Mas nem tudo está perdido! Existem exemplos inspiradores de transformação social pelo país. Escolas que realmente abraçaram a neurodiversidade, empresas que descobriram o valor da inclusão genuína, comunidades que se organizaram para criar redes de apoio efetivas. Estas iniciativas nos mostram que é possível construir uma sociedade verdadeiramente inclusiva – não por caridade ou obrigação legal, mas pelo reconhecimento do valor intrínseco de cada ser humano em sua singularidade.
É hora de transformar nossa indignação em ação concreta. Precisamos exigir:
- Formação adequada para todos os profissionais que atuam com pessoas autistas – de médicos a professores, de assistentes sociais a empregadores.

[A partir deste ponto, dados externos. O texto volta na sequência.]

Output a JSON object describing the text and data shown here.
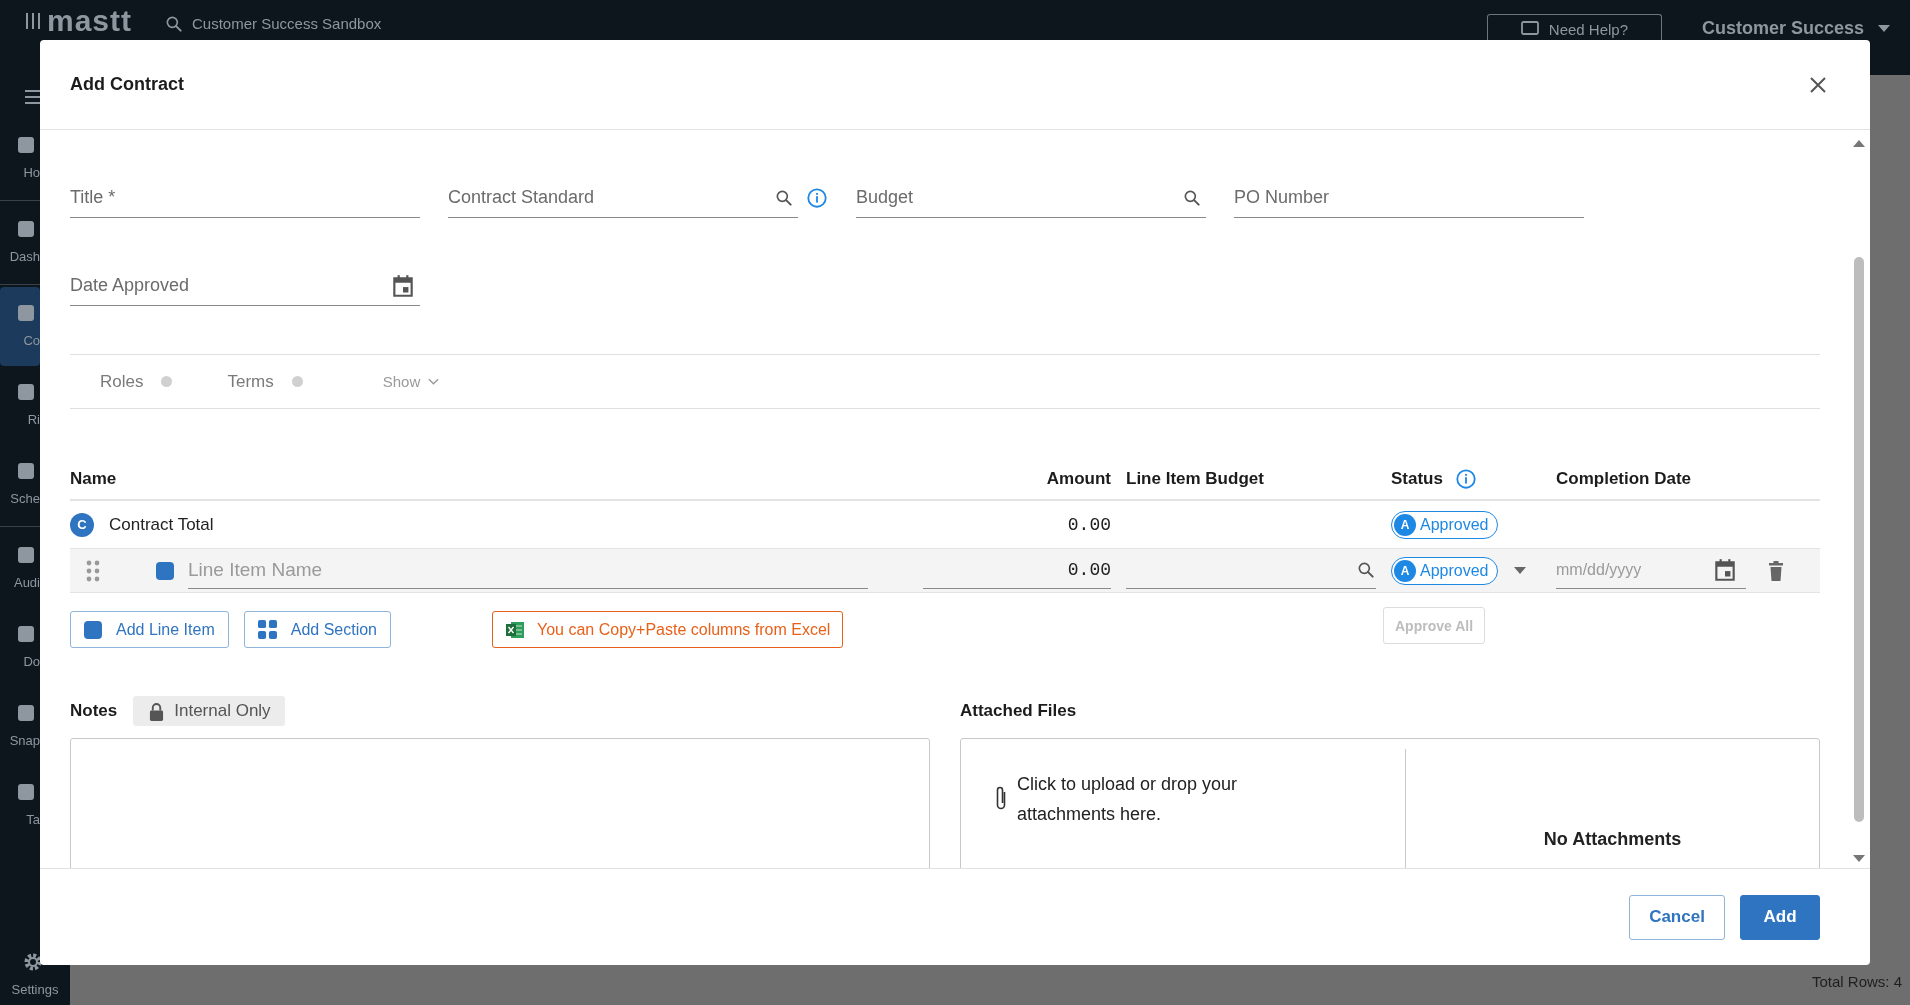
{
  "app": {
    "logo": "mastt",
    "search": "Customer Success Sandbox",
    "help_button": "Need Help?",
    "account": "Customer Success",
    "sidebar": [
      {
        "label": "Ho",
        "selected": false
      },
      {
        "label": "Dash",
        "selected": false
      },
      {
        "label": "Co",
        "selected": true
      },
      {
        "label": "Ri",
        "selected": false
      },
      {
        "label": "Sche",
        "selected": false
      },
      {
        "label": "Audi",
        "selected": false
      },
      {
        "label": "Do",
        "selected": false
      },
      {
        "label": "Snap",
        "selected": false
      },
      {
        "label": "Ta",
        "selected": false
      }
    ],
    "settings": "Settings",
    "total_rows": "Total Rows: 4"
  },
  "dialog": {
    "title": "Add Contract",
    "fields": [
      {
        "placeholder": "Title *",
        "kind": "text"
      },
      {
        "placeholder": "Contract Standard",
        "kind": "search",
        "info": true
      },
      {
        "placeholder": "Budget",
        "kind": "search",
        "info": false
      },
      {
        "placeholder": "PO Number",
        "kind": "text"
      },
      {
        "placeholder": "Date Approved",
        "kind": "date"
      }
    ],
    "tabs": [
      {
        "label": "Roles",
        "kind": "tab",
        "selected": false
      },
      {
        "label": "Terms",
        "kind": "tab",
        "selected": false
      },
      {
        "label": "Show",
        "kind": "menu",
        "selected": false
      }
    ],
    "table": {
      "columns": [
        "Name",
        "Amount",
        "Line Item Budget",
        "Status",
        "Completion Date"
      ],
      "total_row": {
        "badge": "C",
        "name": "Contract Total",
        "amount": "0.00",
        "status_badge": "A",
        "status": "Approved"
      },
      "line_rows": [
        {
          "placeholder": "Line Item Name",
          "amount": "0.00",
          "status_badge": "A",
          "status": "Approved",
          "date_placeholder": "mm/dd/yyyy"
        }
      ]
    },
    "add_buttons": [
      {
        "label": "Add Line Item",
        "kind": "line"
      },
      {
        "label": "Add Section",
        "kind": "section"
      }
    ],
    "excel_hint": "You can Copy+Paste columns from Excel",
    "approve_all": {
      "label": "Approve All",
      "disabled": true
    },
    "notes": {
      "label": "Notes",
      "visibility": "Internal Only"
    },
    "files": {
      "label": "Attached Files",
      "upload": "Click to upload or drop your attachments here.",
      "empty": "No Attachments"
    },
    "footer_buttons": [
      {
        "label": "Cancel",
        "kind": "secondary"
      },
      {
        "label": "Add",
        "kind": "primary"
      }
    ]
  }
}
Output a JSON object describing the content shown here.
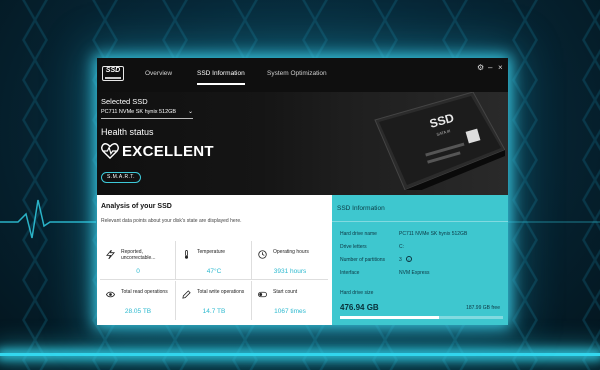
{
  "app": {
    "logo_text": "SSD",
    "nav_tabs": [
      "Overview",
      "SSD Information",
      "System Optimization"
    ],
    "active_tab": 1,
    "window_controls": [
      "gear-icon",
      "minimize-icon",
      "close-icon"
    ]
  },
  "hero": {
    "selected_label": "Selected SSD",
    "selected_value": "PC711 NVMe SK hynix 512GB",
    "health_label": "Health status",
    "health_value": "EXCELLENT",
    "smart_button": "S.M.A.R.T."
  },
  "analysis": {
    "title": "Analysis of your SSD",
    "description": "Relevant data points about your disk's state are displayed here.",
    "cells": [
      {
        "icon": "lightning-icon",
        "label": "Reported, uncorrectable...",
        "value": "0"
      },
      {
        "icon": "thermometer-icon",
        "label": "Temperature",
        "value": "47°C"
      },
      {
        "icon": "clock-icon",
        "label": "Operating hours",
        "value": "3931 hours"
      },
      {
        "icon": "eye-icon",
        "label": "Total read operations",
        "value": "28.05 TB"
      },
      {
        "icon": "pencil-icon",
        "label": "Total write operations",
        "value": "14.7 TB"
      },
      {
        "icon": "toggle-icon",
        "label": "Start count",
        "value": "1067 times"
      }
    ]
  },
  "ssd_info": {
    "title": "SSD Information",
    "rows": [
      {
        "key": "Hard drive name",
        "value": "PC711 NVMe SK hynix 512GB"
      },
      {
        "key": "Drive letters",
        "value": "C:"
      },
      {
        "key": "Number of partitions",
        "value": "3"
      },
      {
        "key": "Interface",
        "value": "NVM Express"
      }
    ],
    "size_label": "Hard drive size",
    "size_value": "476.94 GB",
    "free_value": "187.99 GB free",
    "used_fraction": 0.606
  },
  "colors": {
    "accent": "#3ec7cf",
    "value_text": "#2cb9cf",
    "glow": "#33d7ee"
  }
}
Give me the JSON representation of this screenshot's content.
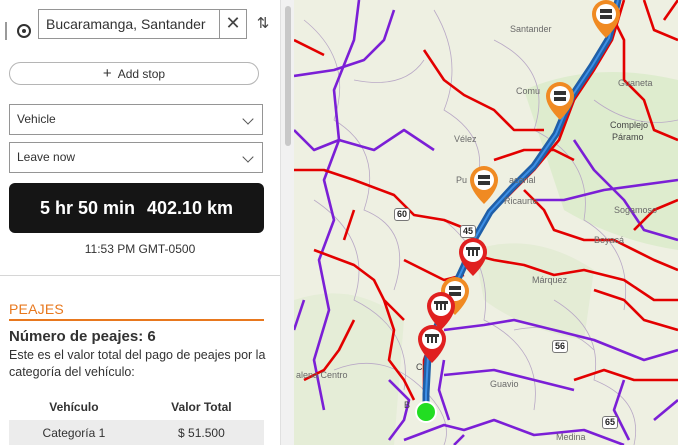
{
  "stops": {
    "destination_value": "Bucaramanga, Santander",
    "clear_glyph": "✕",
    "swap_glyph": "⇅"
  },
  "add_stop": {
    "plus": "+",
    "label": "Add stop"
  },
  "travel_mode": {
    "selected": "Vehicle"
  },
  "departure": {
    "selected": "Leave now"
  },
  "summary": {
    "duration": "5 hr 50 min",
    "distance": "402.10 km"
  },
  "arrival_time": "11:53 PM GMT-0500",
  "peajes": {
    "title": "PEAJES",
    "count_label": "Número de peajes: 6",
    "description": "Este es el valor total del pago de peajes por la categoría del vehículo:",
    "table": {
      "headers": [
        "Vehículo",
        "Valor Total"
      ],
      "rows": [
        [
          "Categoría 1",
          "$ 51.500"
        ]
      ]
    }
  },
  "map": {
    "place_labels": [
      {
        "text": "Santander",
        "kind": "town"
      },
      {
        "text": "Guaneta",
        "kind": "town"
      },
      {
        "text": "Comu",
        "kind": "town"
      },
      {
        "text": "Complejo",
        "kind": "area"
      },
      {
        "text": "Páramo",
        "kind": "area"
      },
      {
        "text": "Vélez",
        "kind": "town"
      },
      {
        "text": "Pu",
        "kind": "town"
      },
      {
        "text": "acanal",
        "kind": "town"
      },
      {
        "text": "Ricaurte",
        "kind": "town"
      },
      {
        "text": "Sogamoso",
        "kind": "town"
      },
      {
        "text": "Boyacá",
        "kind": "area"
      },
      {
        "text": "Márquez",
        "kind": "town"
      },
      {
        "text": "Guavio",
        "kind": "area"
      },
      {
        "text": "Ci",
        "kind": "town"
      },
      {
        "text": "B",
        "kind": "town"
      },
      {
        "text": "Medina",
        "kind": "town"
      },
      {
        "text": "alena Centro",
        "kind": "town"
      }
    ],
    "route_shields": [
      "60",
      "45",
      "56",
      "65"
    ],
    "colors": {
      "route": "#1f5fa8",
      "road_primary": "#e30000",
      "road_secondary": "#7b1fd6",
      "toll_marker_orange": "#f08a22",
      "toll_marker_red": "#e02020",
      "origin": "#22dd22"
    },
    "icons": [
      "toll-booth-icon",
      "origin-point-icon"
    ]
  }
}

- Implementação efetiva das políticas públicas já existentes, com mecanismos claros de fiscalização e responsabilização.
- Financiamento adequado para pesquisas e serviços especializados, garantindo que intervenções baseadas em evidências estejam disponíveis para todos, não apenas para quem pode pagar.
- Campanhas permanentes de conscientização que vão além de símbolos e cores, promovendo real compreensão sobre a neurodiversidade.
- Participação ativa das próprias pessoas autistas na elaboração de políticas e serviços – nada sobre eles sem eles!
O autismo não é uma condição a ser “curada” ou “superada”, mas uma forma diferente de experimentar e interagir com o mundo. Nossa sociedade só será verdadeiramente desenvolvida quando compreender que a diversidade neurológica é tão fundamental quanto a diversidade cultural ou étnica.
Que este 2 de abril não seja apenas mais um dia de conscientização superficial. Que seja um marco de compromisso real com a transformação de nossas instituições, nossas atitudes e nossas práticas cotidianas. A verdadeira inclusão não se constrói com símbolos coloridos ou discursos bem-intencionados, mas com ações concretas e permanentes.
O tempo de esperar já passou. É hora de agir. Por um Brasil que não apenas tolere, mas que celebre e potencialize todas as formas de ser e estar no mundo. Um Brasil verdadeiramente inclusivo não é apenas possível – é urgentemente necessário.